Agnes Limacher & Susan Jary
Joliet
For anyone having trouble getting a soda bread to turn out light or non rubberized, watch a Darina Allen video on YouTube where she explains using a light hand and her “claw” method of mixing.
Rubbing in the butter to peas sized pieces? The goal isn’t have every grain of flour evenly coated in butter and then it comes together in pea sized pieces- if you want light/flakey scones or soda bread you work it until the butter is just broken down to pea sized pieces. Starting with grated butter will speed the process.

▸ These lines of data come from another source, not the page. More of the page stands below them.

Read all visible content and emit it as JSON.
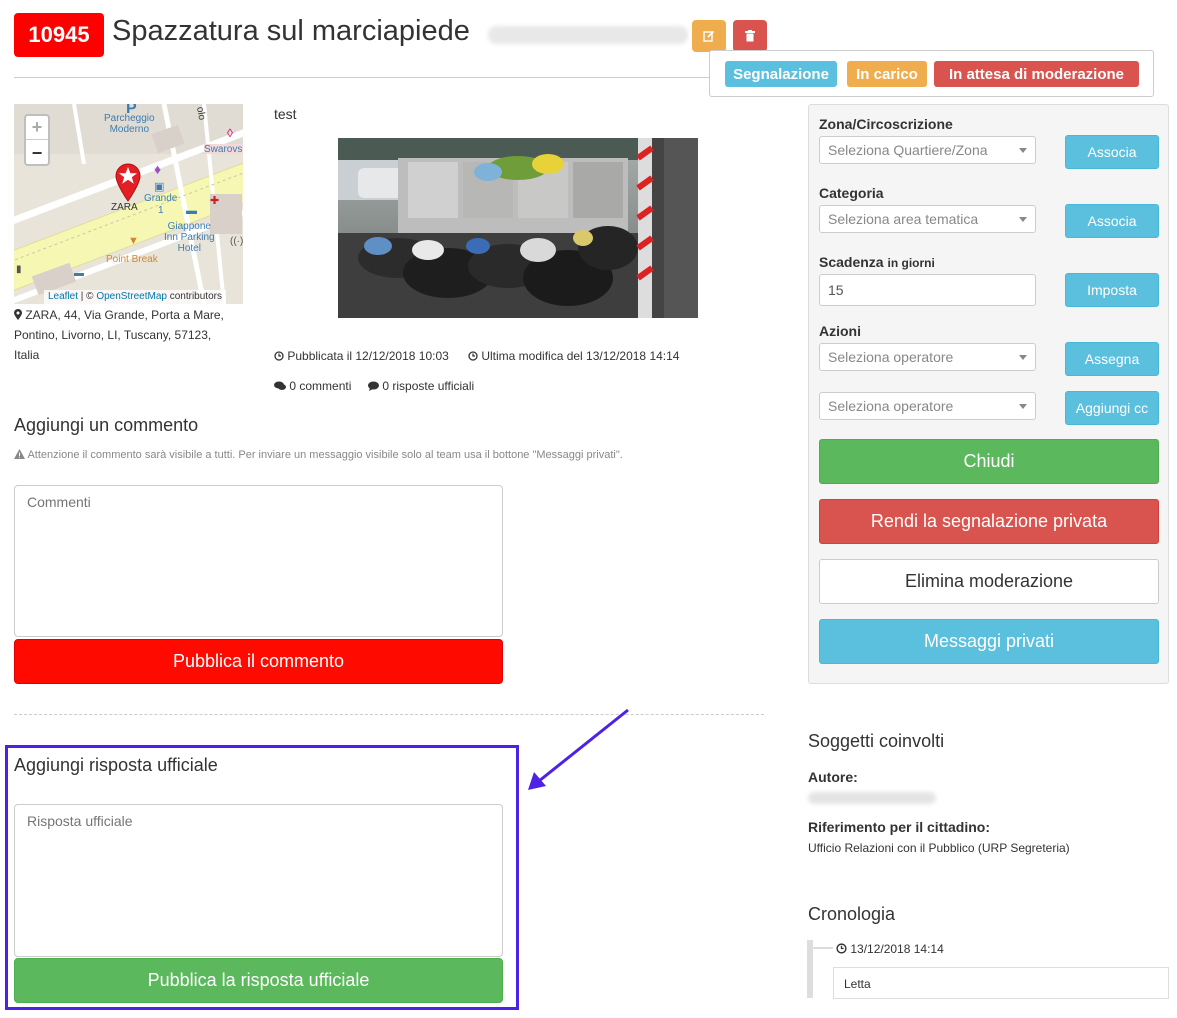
{
  "header": {
    "report_id": "10945",
    "title": "Spazzatura sul marciapiede",
    "edit_icon": "edit-icon",
    "delete_icon": "trash-icon"
  },
  "status": {
    "type": "Segnalazione",
    "state": "In carico",
    "moderation": "In attesa di moderazione",
    "colors": {
      "info": "#5bc0de",
      "warning": "#f0ad4e",
      "danger": "#d9534f"
    }
  },
  "map": {
    "zoom_in": "+",
    "zoom_out": "−",
    "labels": {
      "parking": "Parcheggio\nModerno",
      "swarovski": "Swarovs",
      "zara": "ZARA",
      "grande": "Grande",
      "grande_num": "1",
      "hotel": "Giappone\nInn Parking\nHotel",
      "point_break": "Point Break",
      "street": "olo"
    },
    "attribution_leaflet": "Leaflet",
    "attribution_sep": " | © ",
    "attribution_osm": "OpenStreetMap",
    "attribution_tail": " contributors"
  },
  "address": "ZARA, 44, Via Grande, Porta a Mare, Pontino, Livorno, LI, Tuscany, 57123, Italia",
  "description": "test",
  "meta": {
    "published": "Pubblicata il 12/12/2018 10:03",
    "modified": "Ultima modifica del 13/12/2018 14:14",
    "comments": "0 commenti",
    "replies": "0 risposte ufficiali"
  },
  "comment": {
    "heading": "Aggiungi un commento",
    "warning": "Attenzione il commento sarà visibile a tutti. Per inviare un messaggio visibile solo al team usa il bottone \"Messaggi privati\".",
    "placeholder": "Commenti",
    "submit": "Pubblica il commento",
    "submit_color": "#ff0a00"
  },
  "reply": {
    "heading": "Aggiungi risposta ufficiale",
    "placeholder": "Risposta ufficiale",
    "submit": "Pubblica la risposta ufficiale",
    "submit_color": "#5cb85c",
    "highlight_color": "#4b22e6"
  },
  "panel": {
    "zone_label": "Zona/Circoscrizione",
    "zone_select": "Seleziona Quartiere/Zona",
    "zone_button": "Associa",
    "category_label": "Categoria",
    "category_select": "Seleziona area tematica",
    "category_button": "Associa",
    "deadline_label": "Scadenza",
    "deadline_unit": "in giorni",
    "deadline_value": "15",
    "deadline_button": "Imposta",
    "actions_label": "Azioni",
    "operator_select": "Seleziona operatore",
    "assign_button": "Assegna",
    "cc_select": "Seleziona operatore",
    "cc_button": "Aggiungi cc",
    "close_button": "Chiudi",
    "private_button": "Rendi la segnalazione privata",
    "remove_moderation_button": "Elimina moderazione",
    "messages_button": "Messaggi privati"
  },
  "involved": {
    "heading": "Soggetti coinvolti",
    "author_label": "Autore:",
    "reference_label": "Riferimento per il cittadino:",
    "reference_value": "Ufficio Relazioni con il Pubblico (URP Segreteria)"
  },
  "timeline": {
    "heading": "Cronologia",
    "date": "13/12/2018 14:14",
    "entry": "Letta"
  }
}
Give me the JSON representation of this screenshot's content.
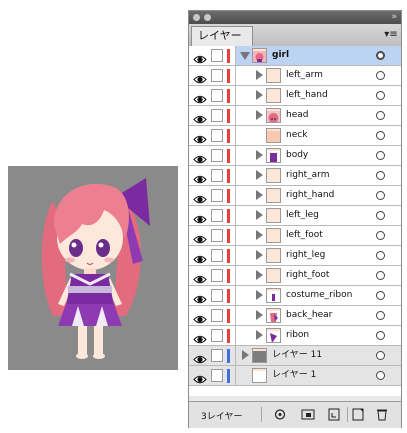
{
  "panel": {
    "tab_label": "レイヤー",
    "footer_count": "3レイヤー",
    "layers": [
      {
        "name": "girl",
        "expanded": true,
        "selected": true,
        "indent": 0,
        "color": "#e8403a",
        "thumb": "girl",
        "has_arrow": true
      },
      {
        "name": "left_arm",
        "indent": 1,
        "color": "#e8403a",
        "thumb": "blank",
        "has_arrow": true
      },
      {
        "name": "left_hand",
        "indent": 1,
        "color": "#e8403a",
        "thumb": "blank",
        "has_arrow": true
      },
      {
        "name": "head",
        "indent": 1,
        "color": "#e8403a",
        "thumb": "head",
        "has_arrow": true
      },
      {
        "name": "neck",
        "indent": 1,
        "color": "#e8403a",
        "thumb": "neck",
        "has_arrow": false
      },
      {
        "name": "body",
        "indent": 1,
        "color": "#e8403a",
        "thumb": "body",
        "has_arrow": true
      },
      {
        "name": "right_arm",
        "indent": 1,
        "color": "#e8403a",
        "thumb": "blank",
        "has_arrow": true
      },
      {
        "name": "right_hand",
        "indent": 1,
        "color": "#e8403a",
        "thumb": "blank",
        "has_arrow": true
      },
      {
        "name": "left_leg",
        "indent": 1,
        "color": "#e8403a",
        "thumb": "blank",
        "has_arrow": true
      },
      {
        "name": "left_foot",
        "indent": 1,
        "color": "#e8403a",
        "thumb": "blank",
        "has_arrow": true
      },
      {
        "name": "right_leg",
        "indent": 1,
        "color": "#e8403a",
        "thumb": "blank",
        "has_arrow": true
      },
      {
        "name": "right_foot",
        "indent": 1,
        "color": "#e8403a",
        "thumb": "blank",
        "has_arrow": true
      },
      {
        "name": "costume_ribon",
        "indent": 1,
        "color": "#e8403a",
        "thumb": "ribon_small",
        "has_arrow": true
      },
      {
        "name": "back_hear",
        "indent": 1,
        "color": "#e8403a",
        "thumb": "hair",
        "has_arrow": true
      },
      {
        "name": "ribon",
        "indent": 1,
        "color": "#e8403a",
        "thumb": "ribon",
        "has_arrow": true
      },
      {
        "name": "レイヤー 11",
        "indent": 0,
        "color": "#3c6fe0",
        "thumb": "gray",
        "has_arrow": true,
        "top_level": true
      },
      {
        "name": "レイヤー 1",
        "indent": 0,
        "color": "#3c6fe0",
        "thumb": "white",
        "has_arrow": false,
        "top_level": true
      }
    ]
  },
  "icons": {
    "eye": "eye-icon",
    "panel_menu": "panel-menu-icon",
    "footer": [
      "locate-object-icon",
      "make-clipping-mask-icon",
      "new-sublayer-icon",
      "new-layer-icon",
      "delete-layer-icon"
    ]
  }
}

Big difference in texture between stirring in melted butter(tends to be tough)/working in cold to pea sized(lighter/ flakey)/ fully pulverized (finer tighter crumb like some tea cakes). So many old recipes assume you’ve seen it done a million times “mix.” Handle that dough quickly and lightly (but not timidly-get in and get out) like you are afraid to awaken the beast!
Any brown bread recipes?
Does the rhyming one happen to have a cheesecake recipe? I have a rhyming cheesecake recipe from my partners family and they don’t know the origin of it
I’ve never heard of rhyming recipes! It’s crazy but I love it! Now I want one!
Thanks for posting these! Still close enough and I will experiment to see what I come up with.